Despite studies showing safety of the vaccine, there have been lingering concerns about a possible link to autoimmune disorders. A Canadian newspaper story alleging links to autoimmune disorders from the HPV vaccine was later retracted, the study noted, but doubts still persist among some parents, even though the vaccine is effective at protecting against 90% of the strains that cause cervical and anal cancer, penile cancer in men, as well as cancers of the mouth and throat.

In the United States, uptake of the HPV vaccine has never come close to reaching the Healthy People 2020 goal of 80% completion in both boys and girls by age 15 years. One recent study found that boys are not getting the vaccine because their doctors are not offering it. In addition, completion rates for girls are lagging, another study recently found.

To determine whether the HPV4 vaccination triggered autoimmune conditions, such as lupus, rheumatoid arthritis, type 1 diabetes, or multiple sclerosis, researchers looked at data on 290,939 girls aged 12 to 17 years in Ontario who were eligible for vaccination between 2007 and 2013. Of those, 180,819 received the vaccine and 110,120 did not.

Of those who did get vaccinated in school-based clinics, there were 681 diagnosed cases of autoimmune disorders between 1 week and 2 months after vaccination (n = 681; rate ratio [RR], 1.12; 95% CI, 0.85-1.47). This rate is consistent with the general rate of diagnosed cases in this age group. The association was unchanged by a history of immune-mediated disorders and time since vaccination.

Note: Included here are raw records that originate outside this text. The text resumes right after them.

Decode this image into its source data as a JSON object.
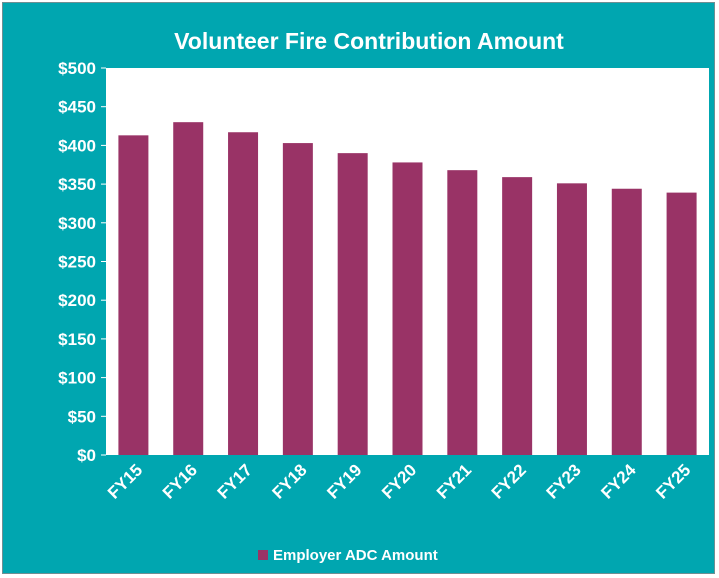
{
  "chart_data": {
    "type": "bar",
    "title": "Volunteer Fire Contribution Amount",
    "xlabel": "",
    "ylabel": "",
    "categories": [
      "FY15",
      "FY16",
      "FY17",
      "FY18",
      "FY19",
      "FY20",
      "FY21",
      "FY22",
      "FY23",
      "FY24",
      "FY25"
    ],
    "series": [
      {
        "name": "Employer ADC Amount",
        "color": "#993366",
        "values": [
          413,
          430,
          417,
          403,
          390,
          378,
          368,
          359,
          351,
          344,
          339
        ]
      }
    ],
    "ylim": [
      0,
      500
    ],
    "yticks": [
      0,
      50,
      100,
      150,
      200,
      250,
      300,
      350,
      400,
      450,
      500
    ],
    "ytick_labels": [
      "$0",
      "$50",
      "$100",
      "$150",
      "$200",
      "$250",
      "$300",
      "$350",
      "$400",
      "$450",
      "$500"
    ],
    "grid": false,
    "legend_position": "bottom-center",
    "colors": {
      "background": "#00A6B0",
      "plot_area": "#ffffff",
      "bar": "#993366",
      "text": "#ffffff"
    }
  }
}
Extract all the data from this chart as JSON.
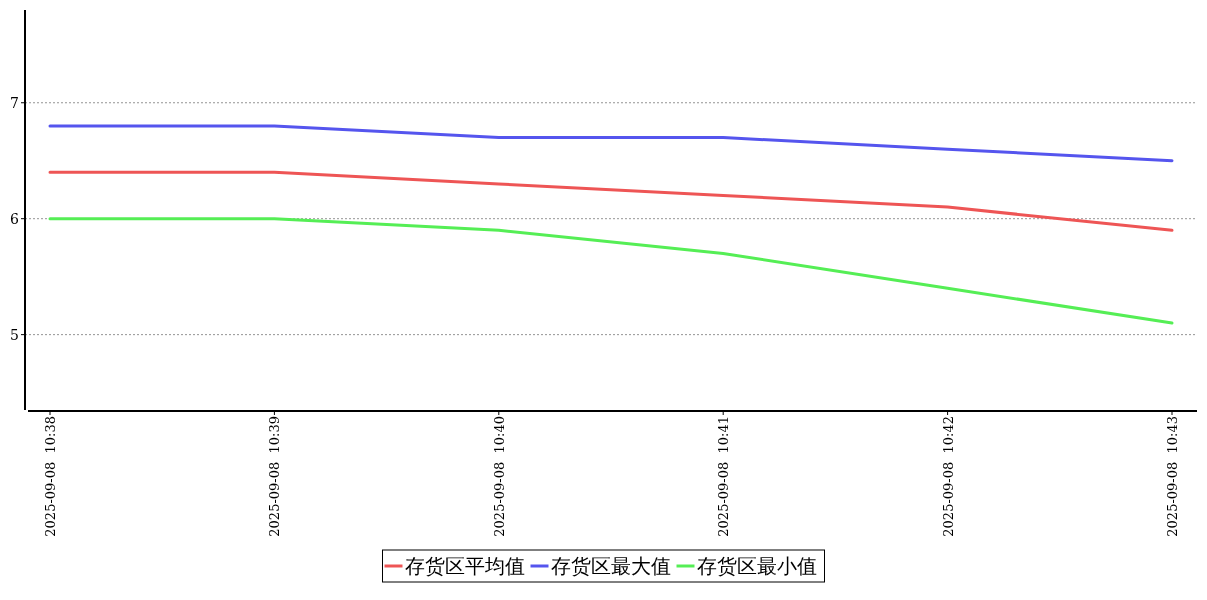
{
  "chart_data": {
    "type": "line",
    "categories": [
      "2025-09-08  10:38",
      "2025-09-08  10:39",
      "2025-09-08  10:40",
      "2025-09-08  10:41",
      "2025-09-08  10:42",
      "2025-09-08  10:43"
    ],
    "series": [
      {
        "name": "存货区平均值",
        "color": "#ee5555",
        "values": [
          6.4,
          6.4,
          6.3,
          6.2,
          6.1,
          5.9
        ]
      },
      {
        "name": "存货区最大值",
        "color": "#5555ee",
        "values": [
          6.8,
          6.8,
          6.7,
          6.7,
          6.6,
          6.5
        ]
      },
      {
        "name": "存货区最小值",
        "color": "#55ee55",
        "values": [
          6.0,
          6.0,
          5.9,
          5.7,
          5.4,
          5.1
        ]
      }
    ],
    "ylim": [
      4.35,
      7.8
    ],
    "yticks": [
      5,
      6,
      7
    ],
    "grid": "y",
    "legend": "bottom",
    "marker": "none",
    "line_style": "solid"
  }
}
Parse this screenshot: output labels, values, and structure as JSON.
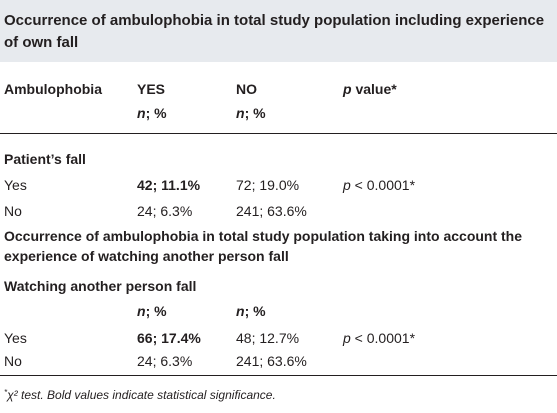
{
  "title": "Occurrence of ambulophobia in total study population including experience of own fall",
  "header": {
    "col1": "Ambulophobia",
    "col2": "YES",
    "col3": "NO",
    "col4_p": "p",
    "col4_rest": " value*",
    "sub_n": "n",
    "sub_pct": "; %"
  },
  "section1": {
    "heading": "Patient’s fall",
    "rows": [
      {
        "label": "Yes",
        "yes": "42; 11.1%",
        "no": "72; 19.0%",
        "p_italic": "p",
        "p_rest": " < 0.0001*"
      },
      {
        "label": "No",
        "yes": "24; 6.3%",
        "no": "241; 63.6%"
      }
    ]
  },
  "section2": {
    "title": "Occurrence of ambulophobia in total study population taking into account the experience of watching another person fall",
    "heading": "Watching another person fall",
    "rows": [
      {
        "label": "Yes",
        "yes": "66; 17.4%",
        "no": "48; 12.7%",
        "p_italic": "p",
        "p_rest": " < 0.0001*"
      },
      {
        "label": "No",
        "yes": "24; 6.3%",
        "no": "241; 63.6%"
      }
    ]
  },
  "footnote": {
    "star": "*",
    "text": "χ² test. Bold values indicate statistical significance."
  }
}
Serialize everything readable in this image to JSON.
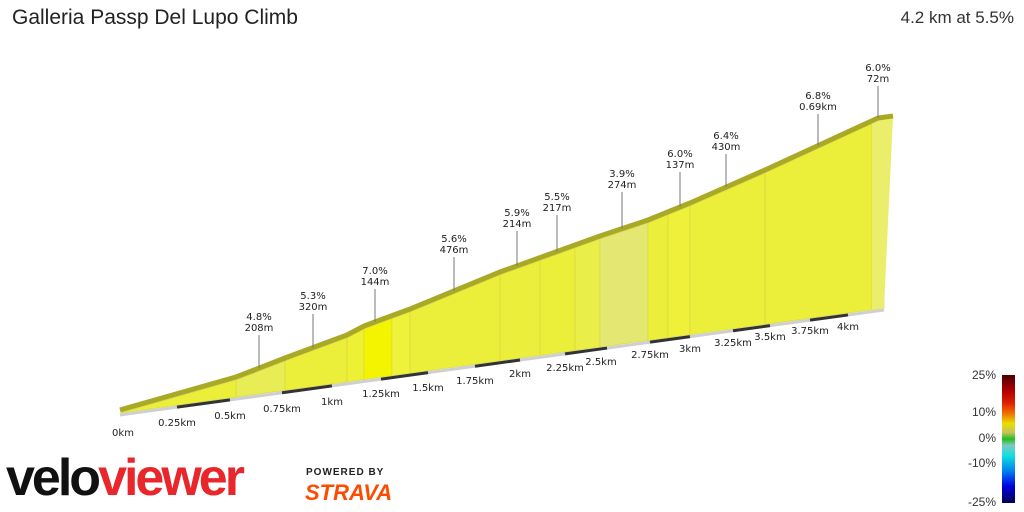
{
  "header": {
    "title": "Galleria Passp Del Lupo Climb",
    "summary": "4.2 km at 5.5%"
  },
  "chart_data": {
    "type": "area",
    "title": "Galleria Passp Del Lupo Climb",
    "xlabel": "",
    "ylabel": "",
    "x_ticks": [
      "0km",
      "0.25km",
      "0.5km",
      "0.75km",
      "1km",
      "1.25km",
      "1.5km",
      "1.75km",
      "2km",
      "2.25km",
      "2.5km",
      "2.75km",
      "3km",
      "3.25km",
      "3.5km",
      "3.75km",
      "4km"
    ],
    "annotations": [
      {
        "grade": "4.8%",
        "length": "208m"
      },
      {
        "grade": "5.3%",
        "length": "320m"
      },
      {
        "grade": "7.0%",
        "length": "144m"
      },
      {
        "grade": "5.6%",
        "length": "476m"
      },
      {
        "grade": "5.9%",
        "length": "214m"
      },
      {
        "grade": "5.5%",
        "length": "217m"
      },
      {
        "grade": "3.9%",
        "length": "274m"
      },
      {
        "grade": "6.0%",
        "length": "137m"
      },
      {
        "grade": "6.4%",
        "length": "430m"
      },
      {
        "grade": "6.8%",
        "length": "0.69km"
      },
      {
        "grade": "6.0%",
        "length": "72m"
      }
    ],
    "legend": {
      "labels": [
        "25%",
        "10%",
        "0%",
        "-10%",
        "-25%"
      ],
      "placement": "bottom-right"
    }
  },
  "colors": {
    "fill": "#ecef3a",
    "steep": "#f4f400",
    "gentle": "#e4e872",
    "edge": "#a9a925"
  },
  "branding": {
    "logo_velo": "velo",
    "logo_viewer": "viewer",
    "powered_by": "POWERED BY",
    "strava": "STRAVA"
  }
}
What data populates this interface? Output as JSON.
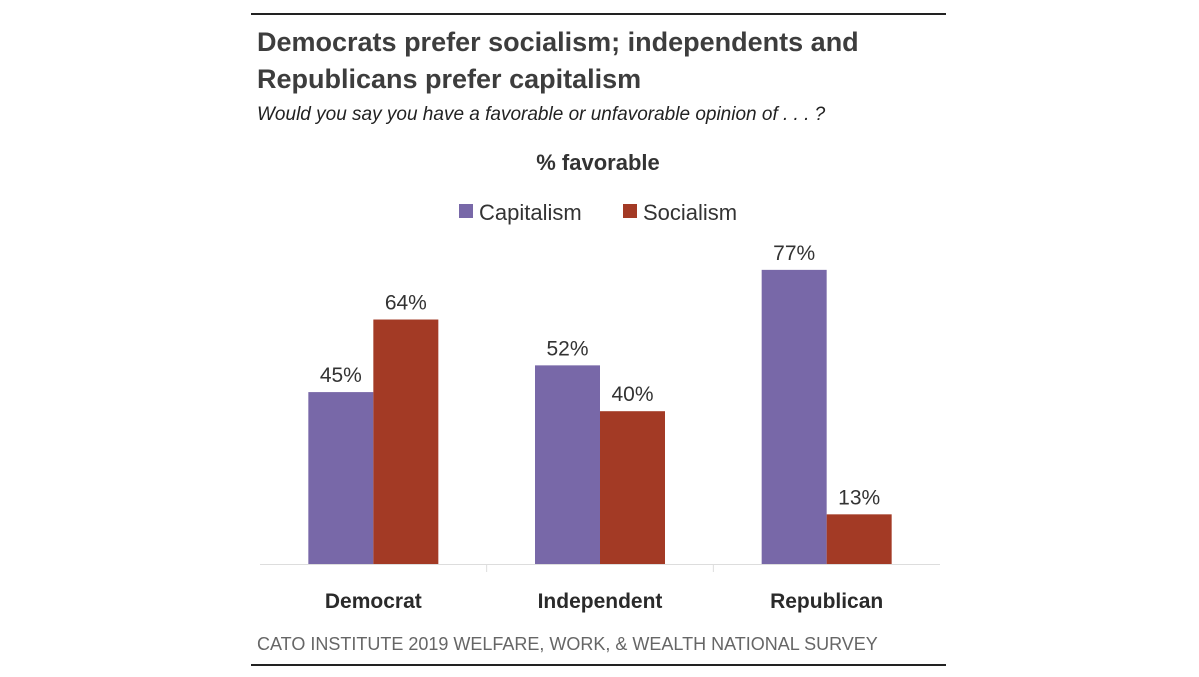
{
  "title_lines": [
    "Democrats prefer socialism; independents and",
    "Republicans prefer capitalism"
  ],
  "subtitle": "Would you say you have a favorable or unfavorable opinion of . . . ?",
  "source": "CATO INSTITUTE 2019 WELFARE, WORK, & WEALTH NATIONAL SURVEY",
  "chart_data": {
    "type": "bar",
    "title": "% favorable",
    "categories": [
      "Democrat",
      "Independent",
      "Republican"
    ],
    "series": [
      {
        "name": "Capitalism",
        "color": "#7868a8",
        "values": [
          45,
          52,
          77
        ],
        "labels": [
          "45%",
          "52%",
          "77%"
        ]
      },
      {
        "name": "Socialism",
        "color": "#a33a25",
        "values": [
          64,
          40,
          13
        ],
        "labels": [
          "64%",
          "40%",
          "13%"
        ]
      }
    ],
    "ylim": [
      0,
      100
    ],
    "grid": false,
    "legend": "top",
    "xlabel": "",
    "ylabel": ""
  }
}
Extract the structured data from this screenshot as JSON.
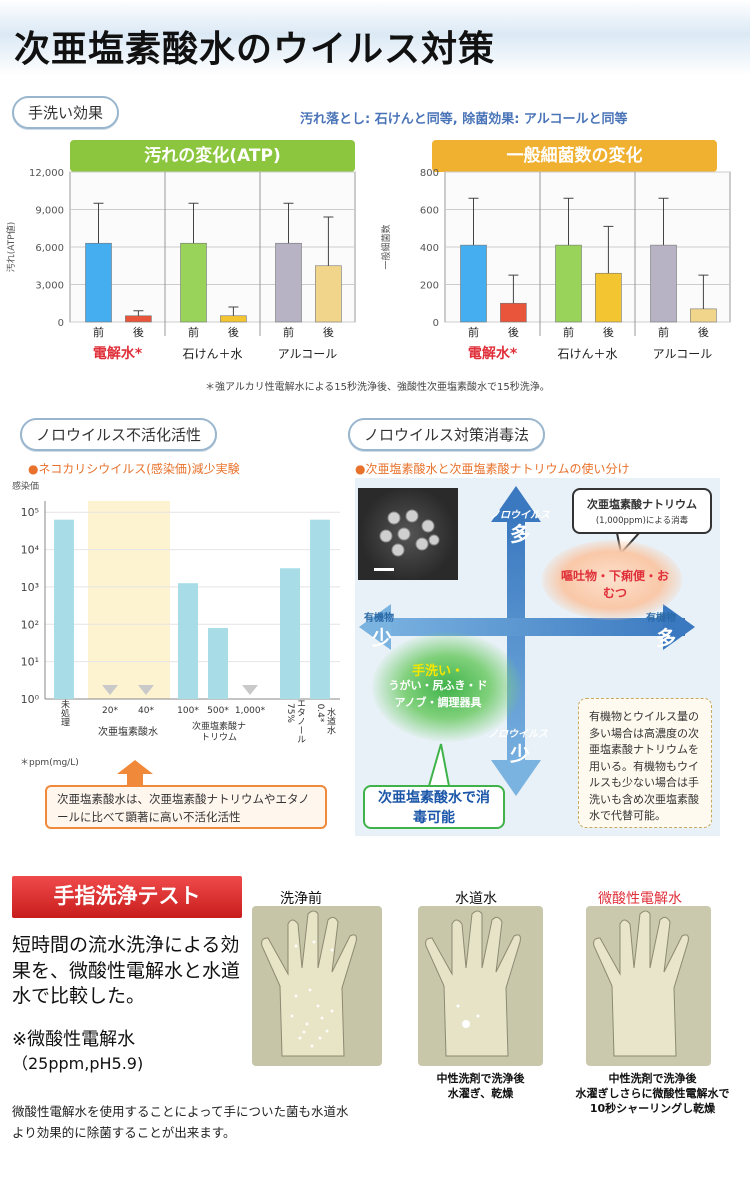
{
  "title": "次亜塩素酸水のウイルス対策",
  "section1": {
    "pill": "手洗い効果",
    "subhead": "汚れ落とし: 石けんと同等, 除菌効果: アルコールと同等",
    "footnote": "＊強アルカリ性電解水による15秒洗浄後、強酸性次亜塩素酸水で15秒洗浄。",
    "charts": [
      {
        "type": "bar",
        "title": "汚れの変化(ATP)",
        "title_color": "#8cc63f",
        "ylabel": "汚れ(ATP値)",
        "yticks": [
          "12,000",
          "9,000",
          "6,000",
          "3,000",
          "0"
        ],
        "ylim": [
          0,
          12000
        ],
        "bar_labels": [
          "前",
          "後",
          "前",
          "後",
          "前",
          "後"
        ],
        "groups": [
          "電解水*",
          "石けん＋水",
          "アルコール"
        ],
        "values": [
          6300,
          500,
          6300,
          500,
          6300,
          4500
        ],
        "errors": [
          3200,
          400,
          3200,
          700,
          3200,
          3900
        ],
        "colors": [
          "#45aef0",
          "#e8553a",
          "#99d35a",
          "#f3c530",
          "#b8b3c4",
          "#f1d58a"
        ]
      },
      {
        "type": "bar",
        "title": "一般細菌数の変化",
        "title_color": "#f0b030",
        "ylabel": "一般細菌数",
        "yticks": [
          "800",
          "600",
          "400",
          "200",
          "0"
        ],
        "ylim": [
          0,
          800
        ],
        "bar_labels": [
          "前",
          "後",
          "前",
          "後",
          "前",
          "後"
        ],
        "groups": [
          "電解水*",
          "石けん＋水",
          "アルコール"
        ],
        "values": [
          410,
          100,
          410,
          260,
          410,
          70
        ],
        "errors": [
          250,
          150,
          250,
          250,
          250,
          180
        ],
        "colors": [
          "#45aef0",
          "#e8553a",
          "#99d35a",
          "#f3c530",
          "#b8b3c4",
          "#f1d58a"
        ]
      }
    ]
  },
  "section2": {
    "pill": "ノロウイルス不活化活性",
    "bullet": "●ネコカリシウイルス(感染価)減少実験",
    "chart_data": {
      "type": "bar",
      "ylabel": "感染価",
      "yticks": [
        "10⁵",
        "10⁴",
        "10³",
        "10²",
        "10¹",
        "10⁰"
      ],
      "log_scale": true,
      "ylim": [
        0,
        5.3
      ],
      "categories": [
        "未処理",
        "20*",
        "40*",
        "100*",
        "500*",
        "1,000*",
        "75%",
        "0.4*"
      ],
      "values": [
        4.8,
        0,
        0,
        3.1,
        1.9,
        0,
        3.5,
        4.8
      ],
      "group_labels": [
        "次亜塩素酸水",
        "次亜塩素酸ナトリウム",
        "エタノール",
        "水道水"
      ],
      "unit_note": "＊ppm(mg/L)"
    },
    "callout": "次亜塩素酸水は、次亜塩素酸ナトリウムやエタノールに比べて顕著に高い不活化活性"
  },
  "section3": {
    "pill": "ノロウイルス対策消毒法",
    "bullet": "●次亜塩素酸水と次亜塩素酸ナトリウムの使い分け",
    "axis_top_label": "ノロウイルス",
    "axis_top_value": "多",
    "axis_bottom_label": "ノロウイルス",
    "axis_bottom_value": "少",
    "axis_left_label": "有機物",
    "axis_left_value": "少",
    "axis_right_label": "有機物",
    "axis_right_value": "多",
    "sodium_box_title": "次亜塩素酸ナトリウム",
    "sodium_box_sub": "(1,000ppm)による消毒",
    "orange_blob": "嘔吐物・下痢便・おむつ",
    "green_blob_title": "手洗い・",
    "green_blob_body": "うがい・尻ふき・ドアノブ・調理器具",
    "hypo_box": "次亜塩素酸水で消毒可能",
    "note": "有機物とウイルス量の多い場合は高濃度の次亜塩素酸ナトリウムを用いる。有機物もウイルスも少ない場合は手洗いも含め次亜塩素酸水で代替可能。"
  },
  "section4": {
    "button": "手指洗浄テスト",
    "desc": "短時間の流水洗浄による効果を、微酸性電解水と水道水で比較した。",
    "note_title": "※微酸性電解水",
    "note_sub": "（25ppm,pH5.9)",
    "bottom_text": "微酸性電解水を使用することによって手についた菌も水道水より効果的に除菌することが出来ます。",
    "panels": [
      {
        "label": "洗浄前",
        "caption1": "",
        "caption2": "",
        "caption3": ""
      },
      {
        "label": "水道水",
        "caption1": "中性洗剤で洗浄後",
        "caption2": "水濯ぎ、乾燥",
        "caption3": ""
      },
      {
        "label": "微酸性電解水",
        "caption1": "中性洗剤で洗浄後",
        "caption2": "水濯ぎしさらに微酸性電解水で",
        "caption3": "10秒シャーリングし乾燥"
      }
    ]
  }
}
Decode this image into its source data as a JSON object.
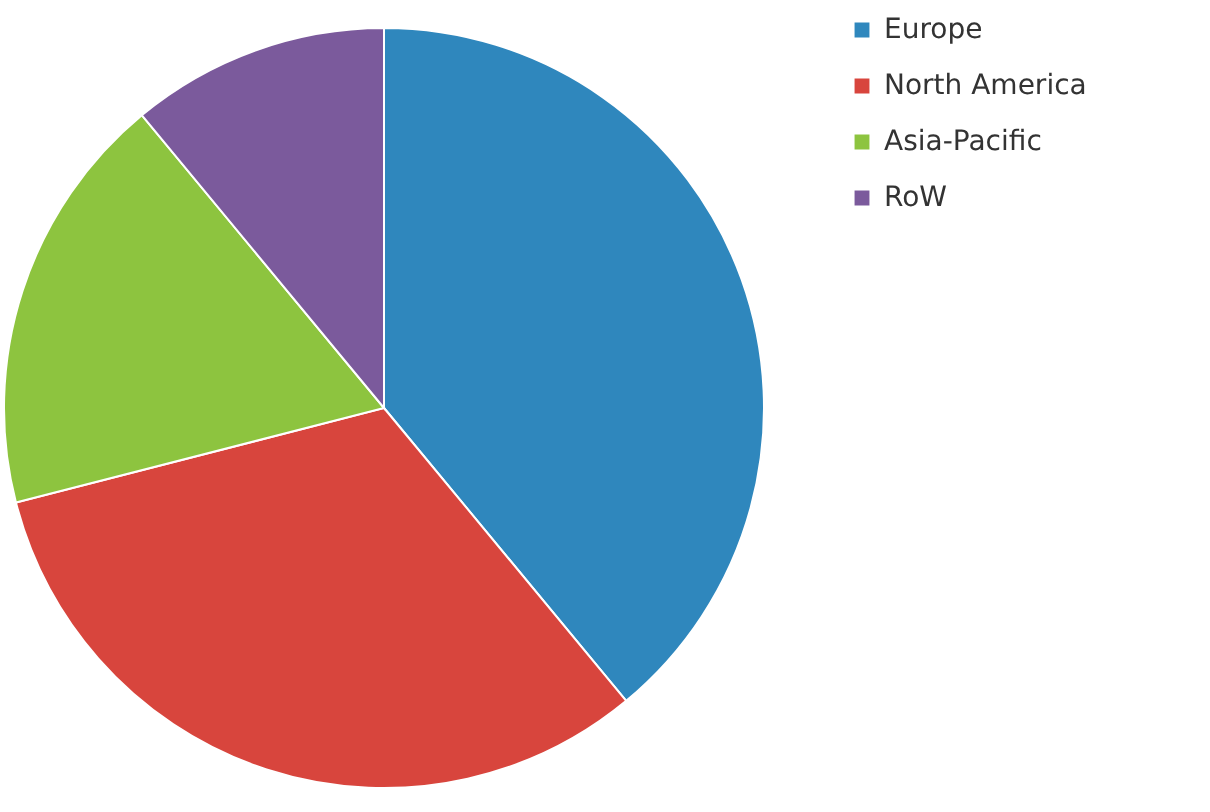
{
  "chart_data": {
    "type": "pie",
    "categories": [
      "Europe",
      "North America",
      "Asia-Pacific",
      "RoW"
    ],
    "values": [
      39,
      32,
      18,
      11
    ],
    "colors": [
      "#2f87bd",
      "#d8453d",
      "#8dc43f",
      "#7b5a9c"
    ],
    "legend": "right"
  }
}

Exploratory analyses of individual autoimmune disorders found no significant risks, including for Bell palsy (n = 65; RR, 1.73; 95% CI, 0.77-3.89), optic neuritis (n = 67; RR, 1.57; 95% CI, 0.74-3.33), and Graves disease (n = 47; RR, 1.55; 95% CI, 0.92-2.63).

Reference

Liu EY, Smith LM, Ellis AK, et al. Quadrivalent human papillomavirus vaccination in girls and the risk of autoimmune disorders: the Ontario grade 8 HPV vaccine cohort study. CMAJ. 2018;190(21):E648-E655. doi: 10.1503/cmaj.170871.